Objective: Pegylated-interferon/ribavirin (peg-IFN/RBV) therapy with a protease inhibitor is the standard therapy for genotype 1b chronic hepatitis C. Despite improving treatment outcomes, patients with thrombocytopenia are often difficult to treat because interferon commonly exacerbates thrombocytopenia. In this study, partial splenic embolization (PSE) was performed in patients with hypersplenism-induced thrombocytopenia to determine the effectiveness of this method as a potential treatment.
Methods: Patients were pretreated with PSE and then received triple combination therapy. The safety and efficacy of PSE was evaluated.
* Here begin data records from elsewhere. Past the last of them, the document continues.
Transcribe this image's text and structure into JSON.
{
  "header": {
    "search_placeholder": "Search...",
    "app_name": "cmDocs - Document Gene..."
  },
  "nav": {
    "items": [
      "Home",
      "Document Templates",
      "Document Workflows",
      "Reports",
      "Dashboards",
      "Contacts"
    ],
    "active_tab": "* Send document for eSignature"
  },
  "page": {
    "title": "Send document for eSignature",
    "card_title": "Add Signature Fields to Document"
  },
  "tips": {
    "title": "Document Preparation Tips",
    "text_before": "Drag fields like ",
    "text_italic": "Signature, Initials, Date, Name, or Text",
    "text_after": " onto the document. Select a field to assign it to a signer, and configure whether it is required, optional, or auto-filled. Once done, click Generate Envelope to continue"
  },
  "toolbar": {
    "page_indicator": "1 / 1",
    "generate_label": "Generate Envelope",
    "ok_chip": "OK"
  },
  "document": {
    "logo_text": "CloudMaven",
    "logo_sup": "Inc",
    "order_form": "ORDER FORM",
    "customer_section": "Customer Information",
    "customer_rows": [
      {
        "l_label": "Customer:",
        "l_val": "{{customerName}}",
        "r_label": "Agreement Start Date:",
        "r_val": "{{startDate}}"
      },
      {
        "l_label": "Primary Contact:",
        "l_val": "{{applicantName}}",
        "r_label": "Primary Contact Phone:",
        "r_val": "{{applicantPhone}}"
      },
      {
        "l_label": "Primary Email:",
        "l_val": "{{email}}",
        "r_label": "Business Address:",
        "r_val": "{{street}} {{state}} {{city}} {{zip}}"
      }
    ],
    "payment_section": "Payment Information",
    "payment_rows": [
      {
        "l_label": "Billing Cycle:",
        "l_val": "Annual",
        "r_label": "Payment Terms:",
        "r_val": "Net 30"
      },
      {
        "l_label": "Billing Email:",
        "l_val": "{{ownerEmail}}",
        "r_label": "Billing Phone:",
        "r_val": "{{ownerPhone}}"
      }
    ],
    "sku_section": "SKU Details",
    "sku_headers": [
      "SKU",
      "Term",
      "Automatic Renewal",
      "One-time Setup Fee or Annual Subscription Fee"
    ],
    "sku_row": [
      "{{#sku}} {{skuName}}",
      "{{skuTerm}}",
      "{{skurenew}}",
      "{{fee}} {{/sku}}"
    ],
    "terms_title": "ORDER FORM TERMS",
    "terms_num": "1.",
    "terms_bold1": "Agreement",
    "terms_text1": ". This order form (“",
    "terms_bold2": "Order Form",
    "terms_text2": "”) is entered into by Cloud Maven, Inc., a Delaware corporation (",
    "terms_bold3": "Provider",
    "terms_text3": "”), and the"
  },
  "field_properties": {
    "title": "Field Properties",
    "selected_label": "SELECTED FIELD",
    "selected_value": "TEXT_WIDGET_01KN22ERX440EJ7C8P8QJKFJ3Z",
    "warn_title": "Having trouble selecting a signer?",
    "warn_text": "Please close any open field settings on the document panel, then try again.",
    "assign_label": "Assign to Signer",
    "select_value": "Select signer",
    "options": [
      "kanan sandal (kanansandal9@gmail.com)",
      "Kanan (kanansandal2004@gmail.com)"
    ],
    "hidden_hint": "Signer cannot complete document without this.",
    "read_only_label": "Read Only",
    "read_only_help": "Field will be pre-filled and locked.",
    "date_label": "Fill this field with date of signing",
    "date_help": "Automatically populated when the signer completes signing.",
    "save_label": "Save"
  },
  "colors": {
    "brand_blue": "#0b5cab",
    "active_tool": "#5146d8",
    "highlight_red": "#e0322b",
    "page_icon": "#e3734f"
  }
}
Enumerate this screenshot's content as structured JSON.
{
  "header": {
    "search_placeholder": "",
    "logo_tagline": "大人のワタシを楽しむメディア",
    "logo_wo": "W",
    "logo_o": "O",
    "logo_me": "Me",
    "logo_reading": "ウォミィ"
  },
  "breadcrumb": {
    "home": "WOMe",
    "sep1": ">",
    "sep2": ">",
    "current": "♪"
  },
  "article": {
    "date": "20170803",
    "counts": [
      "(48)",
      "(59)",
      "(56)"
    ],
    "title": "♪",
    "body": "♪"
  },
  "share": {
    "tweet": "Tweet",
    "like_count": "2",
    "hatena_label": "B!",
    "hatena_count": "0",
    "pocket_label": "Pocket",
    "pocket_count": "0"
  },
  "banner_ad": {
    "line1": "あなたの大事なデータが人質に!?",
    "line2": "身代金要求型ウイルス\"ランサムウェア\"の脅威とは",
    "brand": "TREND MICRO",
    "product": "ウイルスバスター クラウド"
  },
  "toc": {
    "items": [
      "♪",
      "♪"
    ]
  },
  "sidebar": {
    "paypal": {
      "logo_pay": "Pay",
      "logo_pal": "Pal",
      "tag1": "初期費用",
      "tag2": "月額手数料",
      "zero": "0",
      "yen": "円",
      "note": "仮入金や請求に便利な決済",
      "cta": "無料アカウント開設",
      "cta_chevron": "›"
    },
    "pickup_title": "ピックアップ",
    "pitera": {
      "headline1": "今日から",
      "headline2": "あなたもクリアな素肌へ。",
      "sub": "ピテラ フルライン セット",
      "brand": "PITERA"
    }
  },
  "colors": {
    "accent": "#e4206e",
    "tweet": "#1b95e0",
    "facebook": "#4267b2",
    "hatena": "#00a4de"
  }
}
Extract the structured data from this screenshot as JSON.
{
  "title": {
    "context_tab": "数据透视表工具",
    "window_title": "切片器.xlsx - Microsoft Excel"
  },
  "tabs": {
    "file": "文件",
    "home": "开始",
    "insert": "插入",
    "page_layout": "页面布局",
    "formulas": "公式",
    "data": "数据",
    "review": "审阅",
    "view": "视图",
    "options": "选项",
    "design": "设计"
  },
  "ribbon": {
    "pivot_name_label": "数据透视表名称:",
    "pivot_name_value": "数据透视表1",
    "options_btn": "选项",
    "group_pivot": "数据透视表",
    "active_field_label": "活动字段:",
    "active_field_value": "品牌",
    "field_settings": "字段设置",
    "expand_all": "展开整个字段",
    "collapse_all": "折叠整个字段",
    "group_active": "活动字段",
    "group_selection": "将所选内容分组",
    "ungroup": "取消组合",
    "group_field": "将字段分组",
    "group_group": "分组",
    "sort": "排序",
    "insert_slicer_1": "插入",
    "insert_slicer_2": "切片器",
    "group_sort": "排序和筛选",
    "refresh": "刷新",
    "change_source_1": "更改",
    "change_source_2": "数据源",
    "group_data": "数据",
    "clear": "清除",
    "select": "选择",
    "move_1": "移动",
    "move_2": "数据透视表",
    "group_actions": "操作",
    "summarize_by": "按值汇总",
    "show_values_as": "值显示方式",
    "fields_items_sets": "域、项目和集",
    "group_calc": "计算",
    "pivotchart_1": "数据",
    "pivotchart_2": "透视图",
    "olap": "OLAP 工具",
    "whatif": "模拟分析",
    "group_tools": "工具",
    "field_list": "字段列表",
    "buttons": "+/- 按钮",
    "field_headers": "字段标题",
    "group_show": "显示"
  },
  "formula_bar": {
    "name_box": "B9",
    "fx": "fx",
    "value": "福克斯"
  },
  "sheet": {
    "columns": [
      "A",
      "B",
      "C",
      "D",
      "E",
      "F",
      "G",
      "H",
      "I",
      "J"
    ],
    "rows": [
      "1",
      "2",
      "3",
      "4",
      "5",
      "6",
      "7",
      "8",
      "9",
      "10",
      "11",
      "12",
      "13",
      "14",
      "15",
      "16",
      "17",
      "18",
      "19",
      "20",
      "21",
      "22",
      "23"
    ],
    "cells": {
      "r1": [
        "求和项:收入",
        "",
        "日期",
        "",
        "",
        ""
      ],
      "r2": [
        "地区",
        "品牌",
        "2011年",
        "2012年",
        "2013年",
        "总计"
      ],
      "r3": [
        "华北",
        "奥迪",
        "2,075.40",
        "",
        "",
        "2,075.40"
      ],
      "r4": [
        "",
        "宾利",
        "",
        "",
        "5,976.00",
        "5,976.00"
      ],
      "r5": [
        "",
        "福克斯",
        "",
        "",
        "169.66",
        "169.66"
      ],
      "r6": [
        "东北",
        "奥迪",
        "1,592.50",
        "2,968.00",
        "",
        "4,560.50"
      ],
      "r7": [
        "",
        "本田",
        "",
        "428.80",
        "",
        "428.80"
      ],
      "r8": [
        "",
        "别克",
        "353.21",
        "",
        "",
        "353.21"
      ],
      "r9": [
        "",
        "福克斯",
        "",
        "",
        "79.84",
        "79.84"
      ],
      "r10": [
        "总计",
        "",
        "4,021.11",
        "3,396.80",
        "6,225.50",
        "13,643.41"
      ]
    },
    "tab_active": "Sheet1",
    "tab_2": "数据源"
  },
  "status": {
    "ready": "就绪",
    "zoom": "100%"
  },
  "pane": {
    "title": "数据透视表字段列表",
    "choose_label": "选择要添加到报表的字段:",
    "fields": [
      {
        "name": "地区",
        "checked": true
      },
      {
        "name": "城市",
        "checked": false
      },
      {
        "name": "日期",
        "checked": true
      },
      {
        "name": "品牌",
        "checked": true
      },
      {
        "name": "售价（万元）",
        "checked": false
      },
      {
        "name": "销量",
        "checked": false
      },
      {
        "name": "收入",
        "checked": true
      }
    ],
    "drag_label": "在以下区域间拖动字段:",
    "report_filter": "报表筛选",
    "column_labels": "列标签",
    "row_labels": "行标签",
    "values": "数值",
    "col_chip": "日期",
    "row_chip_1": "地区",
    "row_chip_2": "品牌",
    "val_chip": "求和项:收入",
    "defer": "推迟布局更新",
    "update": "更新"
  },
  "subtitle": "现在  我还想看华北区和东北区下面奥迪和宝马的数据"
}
Results: Eighteen patients were analyzed, including 12 patients with the interleukin 28B (IL28B) major genotype and 12 patients with the inosine triphosphatase (ITPA) major genotype. The median embolization rate with PSE was 70% (range: 40-85%). PSE increased the patients' platelet counts from 71.5×10(3) /μL (53-99×10(3) /μL) to 121.5×10(3) /μL (70-194×10(3) /μL; p=0.0002). The patients' platelet counts fluctuated above 50×10(3) /μL during the treatment. Specifically, the increase in the platelet count was significantly associated with the ITPA major genotype compared with the minor genotype (p=0.0057 at 2 weeks, p=0.0031 at 3 weeks, and p=0.0148 at 4 weeks). Adherence to peg-IFN-α2b was sufficient (1.38 μg/kg/week). The rapid viral response rate was 72.2% (13/18), the end of treatment response rate was 88.9% (16/18), and the sustained virological response (SVR) rate was 66.7% (12/18). The SVR rate for patients with the IL28B major genotype was 83.3% (10/12). No adverse effect due to PSE pretreatment was found in any patients. Furthermore, no patient discontinued treatment due to thrombocytopenia.
Conclusion: PSE, in conjunction with triple combination therapy, is a useful and safe method to treat genotype 1b chronic hepatitis C patients with hypersplenism-induced thrombocytopenia.